Somit kommt dies für die S-Modelle wohl nicht in Frage...zumindest nicht für die >S3.
war ja nix anderes zu erwarten
Werden auch die hinteren Antriebswellen (siehe z.B. ZF Econnect) abgekoppelt oder werden die samt hinterem Differenzial "mittgeschleppt"?
koppelt doch bitte die Vorderachse ab, nicht die Hinterachse😉
Das ist doch viel spannender.
Wenn das nur die Ultra Modelle bekommen, dann stört mich das nicht sonderlich, sondern ist nur konsequent in Sachen Verbrauchsoptimierung. Permanenter Allrad frisst halt einfach mehr, das war schon immer so.
Schade finde ich es jedoch, dass man es nicht anders herum gemacht hat. Heck permanent angetrieben und bei Bedarf die Vorderräder dazu, damit könnte man sich anfreunden.
Ist das jetzt ein Mittelding zwischen dem Haldex-System und dem permanenten Quattro?
j.
nein, das ist ein quasi-permant Quattro
Tja, bei BMW geht das.
Dass der arme Walter Röhrl sowas erleben muss...
In der nächsten Ausbaustufe entdeckt Audi dann die Freilaufnaben wieder, um genau das zu tun - hoffentlich ist dann noch ein Namens-Superlativ frei 😉.
Der Hauptverlust liegt aber meistens daran, dass die mitgeschleppte Achse über die Achsübersetzung die Kardanwelle beschleunigen, bzw. abbremsen muss. Ist jetzt die Frage, wo genau Audis Klauenkupplung sitzt. Als Freilaufeinrichtung im Differential (zwischen Tellerrad und Antriebswellen) wär's eigentlich sinnvoller als außerhalb des Diffs. Wäre jetzt allerdings mit Hinblick auf ältere Allradantriebe auch nicht wirklich neu, höchstens in der Kombination mit - oder als Ersatz? - der Haldexkupplung vorne. Geht aus dem Artikel jetzt nicht so wirklich hervor, welches Element die Mitteldifferentialfunktion bei zugeschalteter Hinterachse übernimmt?

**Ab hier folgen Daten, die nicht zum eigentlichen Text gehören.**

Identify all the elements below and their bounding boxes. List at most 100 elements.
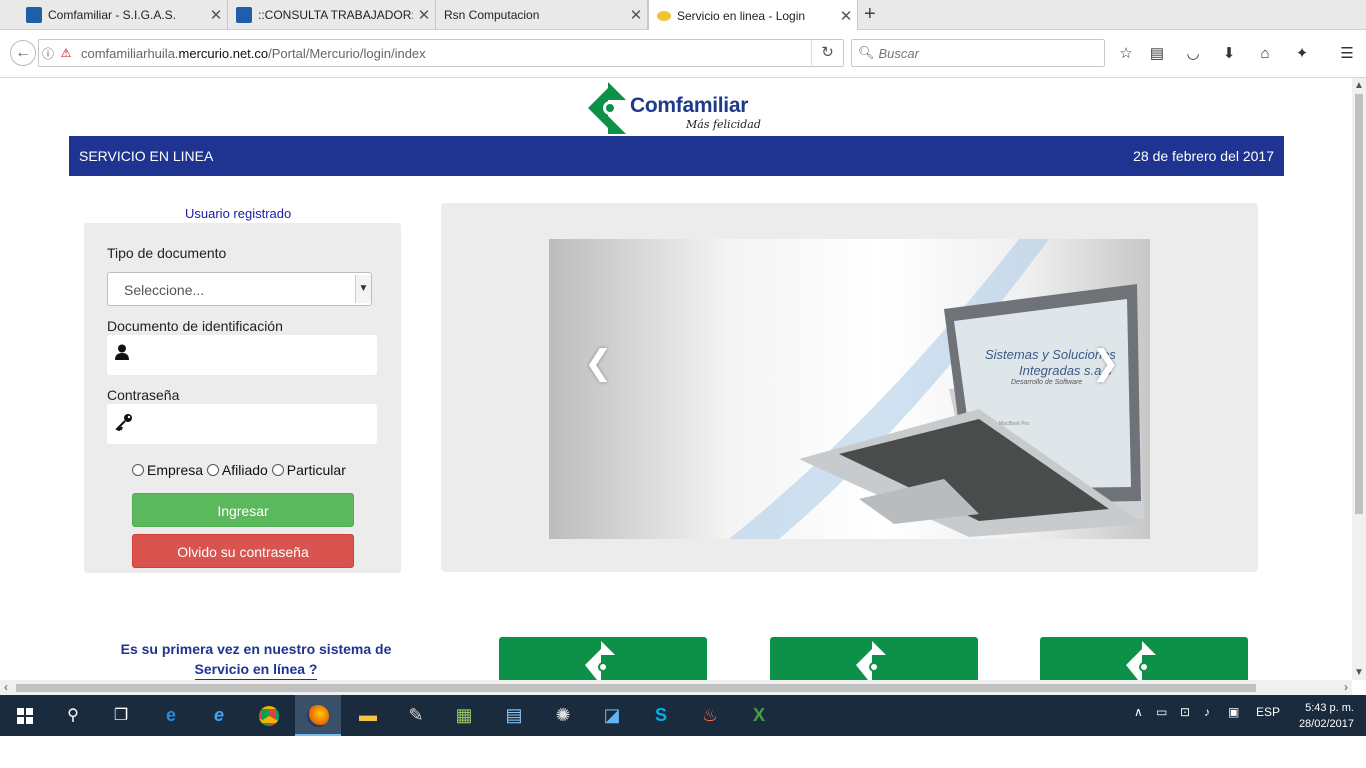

Hm... beim Haldex wird die Hinterachse doch auch zugeschaltet und bekommt maximal 50% Leistung oder Drehmoment. Wie lange braucht das Haldex zum Zuschalten? Oder spricht man da nicht von "zuschalten"? Da wird die Achse hinten wohl erst bei anfangendem Durchdrehen aktiv, oder? Irgendwie verstehe ich nicht das Besondere des neuen Allrads bei Audi. Das Haldexsystem verbraucht doch auch weniger als ein permanenter Allrad, oder?
j.
Ultra-blöd, sag ich mal...
"Ultra" drückt aus dass das, was damit verbunden ist, diese Eigenschaft im Höchstmaß besitzt.
Also genau genommen kann hier ja nur der Permanent-Allrad "Ultra" sein. Da darf man es gern wörtlich nehmen und die "Ultra"-Aufkleber zurecht drauf pappen.
Die neue Spar-Variante ist dagegen höchstens ein "Semi"-Quattro - mehr nicht.